If you're like the average American, you'll probably get a tax refund this year, and a potentially sizable one at that. In 2017, the typical refund hovered between $2,700 and $2,800, which is consistent with figures from previous years. Now, if you're anticipating that sort of number, you probably want to do whatever you can to get your hands on it sooner. Here are four ways to snag that refund faster this year.
1. File your return early
Though taxes aren't due this year until April 17, the Internal Revenue Service recently announced that it will begin accepting returns as early as Jan. 29. Therefore, the sooner you submit your return, the sooner you'll get your hands on your money. Keep in mind, however, that you may not have the option to move so quickly. If, come late January, you find that you're still missing certain tax forms, you're better off waiting on that information than guessing at it and filing an erroneous return. Keep in mind that companies have until the end of January to issue 1099s, so if you're waiting on one (say, for freelance work, dividend income, or bank interest), you may need to sit tight a bit longer.
2. File electronically
If you're the old school type, you may be inclined to whip out your calculator and sit down to file a paper return. But if your goal is to get your refund as quickly as possible, then it pays to file electronically instead. The IRS reports that it usually takes 21 days to issue refunds for electronic returns, versus six to eight weeks for paper ones. Furthermore, filing electronically can significantly reduce your likelihood of making an error, thus delaying your refund even further.

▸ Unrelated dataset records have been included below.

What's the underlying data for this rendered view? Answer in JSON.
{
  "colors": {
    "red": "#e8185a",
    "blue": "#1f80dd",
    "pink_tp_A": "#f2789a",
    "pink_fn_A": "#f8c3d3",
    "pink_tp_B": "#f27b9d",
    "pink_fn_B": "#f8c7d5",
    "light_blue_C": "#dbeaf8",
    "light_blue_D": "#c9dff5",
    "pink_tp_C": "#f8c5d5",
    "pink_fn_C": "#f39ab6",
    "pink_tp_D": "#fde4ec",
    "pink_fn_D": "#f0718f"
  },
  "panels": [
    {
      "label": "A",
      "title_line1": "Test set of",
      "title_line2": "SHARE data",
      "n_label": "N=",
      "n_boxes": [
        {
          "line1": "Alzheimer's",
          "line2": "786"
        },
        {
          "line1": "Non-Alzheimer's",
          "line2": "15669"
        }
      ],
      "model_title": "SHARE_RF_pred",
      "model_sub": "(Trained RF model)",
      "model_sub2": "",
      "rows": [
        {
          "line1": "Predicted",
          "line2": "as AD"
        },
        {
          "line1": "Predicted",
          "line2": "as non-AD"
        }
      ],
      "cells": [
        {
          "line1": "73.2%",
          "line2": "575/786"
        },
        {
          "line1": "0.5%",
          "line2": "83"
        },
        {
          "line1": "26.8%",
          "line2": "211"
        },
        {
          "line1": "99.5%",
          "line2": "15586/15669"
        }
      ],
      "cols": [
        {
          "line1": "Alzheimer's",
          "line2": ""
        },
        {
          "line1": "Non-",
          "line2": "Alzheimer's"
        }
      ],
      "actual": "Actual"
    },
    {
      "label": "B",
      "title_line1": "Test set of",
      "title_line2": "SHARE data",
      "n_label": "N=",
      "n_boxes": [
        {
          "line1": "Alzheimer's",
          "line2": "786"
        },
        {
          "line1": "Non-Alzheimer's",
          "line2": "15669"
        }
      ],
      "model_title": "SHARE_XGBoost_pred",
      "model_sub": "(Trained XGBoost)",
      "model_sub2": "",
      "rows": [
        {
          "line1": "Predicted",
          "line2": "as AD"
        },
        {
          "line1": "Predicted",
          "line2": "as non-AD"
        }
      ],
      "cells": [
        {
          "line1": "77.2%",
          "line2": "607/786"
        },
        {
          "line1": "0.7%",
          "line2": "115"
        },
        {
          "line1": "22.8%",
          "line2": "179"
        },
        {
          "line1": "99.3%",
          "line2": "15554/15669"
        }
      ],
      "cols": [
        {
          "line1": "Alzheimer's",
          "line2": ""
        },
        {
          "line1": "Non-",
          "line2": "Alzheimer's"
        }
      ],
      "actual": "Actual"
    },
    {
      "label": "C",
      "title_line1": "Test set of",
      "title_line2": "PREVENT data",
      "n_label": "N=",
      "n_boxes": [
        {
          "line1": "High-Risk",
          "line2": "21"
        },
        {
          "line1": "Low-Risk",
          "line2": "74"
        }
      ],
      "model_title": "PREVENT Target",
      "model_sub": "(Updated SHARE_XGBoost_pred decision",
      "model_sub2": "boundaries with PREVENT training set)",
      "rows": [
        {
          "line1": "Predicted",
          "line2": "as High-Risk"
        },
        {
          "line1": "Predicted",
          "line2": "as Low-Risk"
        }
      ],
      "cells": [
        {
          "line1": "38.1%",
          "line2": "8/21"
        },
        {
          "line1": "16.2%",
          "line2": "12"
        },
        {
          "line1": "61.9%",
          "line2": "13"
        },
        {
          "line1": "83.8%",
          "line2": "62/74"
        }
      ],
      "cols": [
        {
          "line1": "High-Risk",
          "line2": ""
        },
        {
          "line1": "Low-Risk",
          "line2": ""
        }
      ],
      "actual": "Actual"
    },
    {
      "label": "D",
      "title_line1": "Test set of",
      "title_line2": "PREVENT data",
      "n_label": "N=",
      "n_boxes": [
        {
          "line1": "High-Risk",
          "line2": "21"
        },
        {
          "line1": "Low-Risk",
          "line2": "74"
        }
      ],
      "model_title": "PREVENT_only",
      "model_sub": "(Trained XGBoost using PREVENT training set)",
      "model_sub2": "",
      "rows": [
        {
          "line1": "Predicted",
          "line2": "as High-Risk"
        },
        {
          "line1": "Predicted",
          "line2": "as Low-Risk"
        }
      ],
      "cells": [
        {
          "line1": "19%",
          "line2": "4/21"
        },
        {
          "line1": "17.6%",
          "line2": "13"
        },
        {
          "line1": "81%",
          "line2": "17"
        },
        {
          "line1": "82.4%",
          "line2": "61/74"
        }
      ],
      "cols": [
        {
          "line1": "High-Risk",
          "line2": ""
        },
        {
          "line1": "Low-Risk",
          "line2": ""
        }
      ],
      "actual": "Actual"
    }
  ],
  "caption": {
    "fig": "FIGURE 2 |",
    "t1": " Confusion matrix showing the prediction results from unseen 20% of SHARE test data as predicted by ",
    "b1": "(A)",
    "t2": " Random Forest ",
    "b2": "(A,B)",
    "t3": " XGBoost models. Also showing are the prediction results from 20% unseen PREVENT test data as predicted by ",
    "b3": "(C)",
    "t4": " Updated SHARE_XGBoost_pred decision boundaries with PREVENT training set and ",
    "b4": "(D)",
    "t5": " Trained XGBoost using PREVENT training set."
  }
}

3. Sign up for direct deposit
Some people like the idea of receiving a physical refund check in the mail. But if you're eager to get your money as quickly possible, sign up for direct deposit. The IRS says that while it can take up to five days after a refund is sent for it to show up in your account, a check can take several weeks. Plus, if you opt for a check, you risk having it get lost in the mail. Signing up for direct deposit is easy, but just make sure that the account you direct your refund to is in your name (whether solely or jointly) or your spouse's name. Otherwise, the IRS won't be able to process that refund directly.
4. Check your tax return for errors
One of the easiest ways to slow down your refund is to make a mistake on your tax return, whether it's omitting key information, entering your Social Security number incorrectly, or neglecting to sign it. Before you submit your return, review it carefully for errors. If you have a trusted family member or friend who might be willing to look it over for you, even better. The more accurate your return, the sooner you can expect that refund to come your way.
Keep in mind that once you do file your tax return, you can use the IRS' "Where's My Refund?" tool to check on the status of your cash. If you file your return electronically, you can generally get this information after just one day. But if you submit your return on paper, it could take up to a month to register on the system, in which case you'll be left waiting not just for your money but for an update as well.
One final thing: While it's natural to want your refund as early as possible, an even better way to get your hands on your money sooner is to avoid overpaying your taxes going forward. The more money you squeeze into your paychecks, the less cash you'll end up waiting on during tax season next year.